FIG. 1 is a sectional view of one embodiment of the device according to the present invention, and FIG.
The figure is a cross-sectional view of another embodiment, FIG. 3 is a cross-sectional view of still another embodiment, and FIG. 4 is a cross-sectional view of still another embodiment. 1... Toner carrier, 1a... Transparent support, 1b...
...Transparent electrode, 1c...Photoconductive layer, 2...Toner supply section, 3...Toner transfer section, 4.14...Toner, 5,5C...Recording paper, 6... Charging means, 6A, 6C... Transfer roller electrode, 6B... Corona charger, 7.7B, 7c... Insulating layer, 9... Light, 11... Insulating support, 12.
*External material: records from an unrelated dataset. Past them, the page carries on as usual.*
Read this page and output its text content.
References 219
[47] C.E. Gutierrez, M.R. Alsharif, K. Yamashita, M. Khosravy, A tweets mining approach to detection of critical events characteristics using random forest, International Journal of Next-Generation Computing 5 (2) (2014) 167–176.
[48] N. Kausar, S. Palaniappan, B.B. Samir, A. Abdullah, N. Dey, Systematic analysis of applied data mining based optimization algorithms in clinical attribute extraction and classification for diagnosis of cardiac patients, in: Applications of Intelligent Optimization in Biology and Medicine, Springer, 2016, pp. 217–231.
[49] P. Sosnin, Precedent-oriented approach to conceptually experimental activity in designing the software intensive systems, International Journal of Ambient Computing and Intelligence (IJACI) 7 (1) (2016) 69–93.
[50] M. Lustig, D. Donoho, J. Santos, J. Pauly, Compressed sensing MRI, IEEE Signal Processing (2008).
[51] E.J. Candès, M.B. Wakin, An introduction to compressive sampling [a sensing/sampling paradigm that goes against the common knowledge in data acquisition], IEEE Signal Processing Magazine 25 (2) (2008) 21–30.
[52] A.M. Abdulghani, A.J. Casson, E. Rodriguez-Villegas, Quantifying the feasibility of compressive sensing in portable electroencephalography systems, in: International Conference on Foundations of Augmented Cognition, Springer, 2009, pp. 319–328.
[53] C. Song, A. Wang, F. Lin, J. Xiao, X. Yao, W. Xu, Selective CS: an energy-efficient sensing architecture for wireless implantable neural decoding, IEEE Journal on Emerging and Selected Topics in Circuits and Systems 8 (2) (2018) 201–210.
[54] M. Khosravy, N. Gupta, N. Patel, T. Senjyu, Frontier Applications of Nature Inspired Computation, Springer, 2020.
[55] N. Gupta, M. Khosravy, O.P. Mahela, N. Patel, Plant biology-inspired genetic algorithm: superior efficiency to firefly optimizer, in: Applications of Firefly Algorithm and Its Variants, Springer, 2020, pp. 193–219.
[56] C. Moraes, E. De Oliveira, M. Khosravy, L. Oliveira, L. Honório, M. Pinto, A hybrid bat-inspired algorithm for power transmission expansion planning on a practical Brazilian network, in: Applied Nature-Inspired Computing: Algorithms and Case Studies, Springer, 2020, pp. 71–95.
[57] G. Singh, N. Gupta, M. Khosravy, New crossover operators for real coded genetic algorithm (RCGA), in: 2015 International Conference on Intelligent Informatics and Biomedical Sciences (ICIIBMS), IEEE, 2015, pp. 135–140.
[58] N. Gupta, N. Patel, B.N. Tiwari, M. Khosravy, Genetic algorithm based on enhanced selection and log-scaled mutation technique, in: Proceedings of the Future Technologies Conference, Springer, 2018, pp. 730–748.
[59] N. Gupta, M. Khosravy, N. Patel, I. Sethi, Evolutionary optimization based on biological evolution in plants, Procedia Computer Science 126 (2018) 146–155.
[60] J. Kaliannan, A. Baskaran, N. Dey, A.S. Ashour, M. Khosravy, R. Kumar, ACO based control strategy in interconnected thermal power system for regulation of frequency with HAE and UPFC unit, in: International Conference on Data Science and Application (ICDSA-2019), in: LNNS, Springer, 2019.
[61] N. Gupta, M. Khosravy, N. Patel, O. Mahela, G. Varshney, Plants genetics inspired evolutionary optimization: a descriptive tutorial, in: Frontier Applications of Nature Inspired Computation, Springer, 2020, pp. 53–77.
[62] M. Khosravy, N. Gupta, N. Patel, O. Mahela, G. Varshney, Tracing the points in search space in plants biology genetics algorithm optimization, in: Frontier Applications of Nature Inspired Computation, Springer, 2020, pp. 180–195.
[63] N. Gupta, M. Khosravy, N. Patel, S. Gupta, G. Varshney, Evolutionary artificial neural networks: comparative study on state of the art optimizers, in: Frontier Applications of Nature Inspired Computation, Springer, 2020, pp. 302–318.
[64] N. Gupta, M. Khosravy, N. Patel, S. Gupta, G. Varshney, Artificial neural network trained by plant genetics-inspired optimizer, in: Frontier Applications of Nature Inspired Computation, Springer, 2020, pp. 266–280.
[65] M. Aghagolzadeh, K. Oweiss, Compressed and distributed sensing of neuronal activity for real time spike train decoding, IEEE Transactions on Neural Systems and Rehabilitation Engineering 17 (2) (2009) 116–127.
...Recording electrode, 15...Semiconductor switching element. that's all

Claims (1)

[Scope of Claims] 1. A toner carrier having a length sufficient to reach at least from the toner supply section to the toner transfer section and having a uniform thickness of toner adhered to its surface; A recording paper is conveyed opposite the toner at the toner transfer section, a charging means is provided on the back side of the recording paper, and the toner is charged at the toner transfer section to a polarity opposite to that of the charging means. An electrophotographic recording apparatus comprising: means for adhering to the recording paper by suction Coulomb force; and an insulating layer interposed between the recording paper and the charging means. 2. In claim 1, the toner carrier is a photoreceptor comprising a transparent electrode provided on the upper surface of a transparent support and a photoconductive layer provided on the upper surface of the transparent electrode, and the toner is suctioned onto recording paper using a coulomb. The force-adhesive means irradiates light onto the photoconductor from the back surface thereof, lowers the electrical resistance of the light irradiation section, and charges the toner on the light irradiation section to a polarity opposite to that of the charging means. An electrophotographic recording device characterized by: 3. In claim 1, the toner carrier is:
The toner transfer section has a plurality of recording electrodes arranged at small intervals and insulated from each other on the surface of an insulating support, and the means for adhering the toner to the recording paper by suction Coulomb force is to attach the toner to the recording electrodes. An electrophotographic recording apparatus characterized in that the toner on the recording electrode is charged to a polarity opposite to that of the charging means through a connected semiconductor switching element. 4. An electrophotographic recording apparatus according to claim 1, wherein the charging means is a back electrode, and the insulating layer is formed on at least the surface of the back electrode facing the recording paper. 5. An electrophotographic recording device according to claim 4, wherein the back electrode has a roller shape, and the insulating layer is attached to the outer peripheral surface of the roller. 6. An electrophotographic recording apparatus according to claim 1, wherein the charging means is a corona charger. 7. An electrophotographic recording device according to claim 1, characterized in that the insulating layer is laminated on the back side of the recording paper.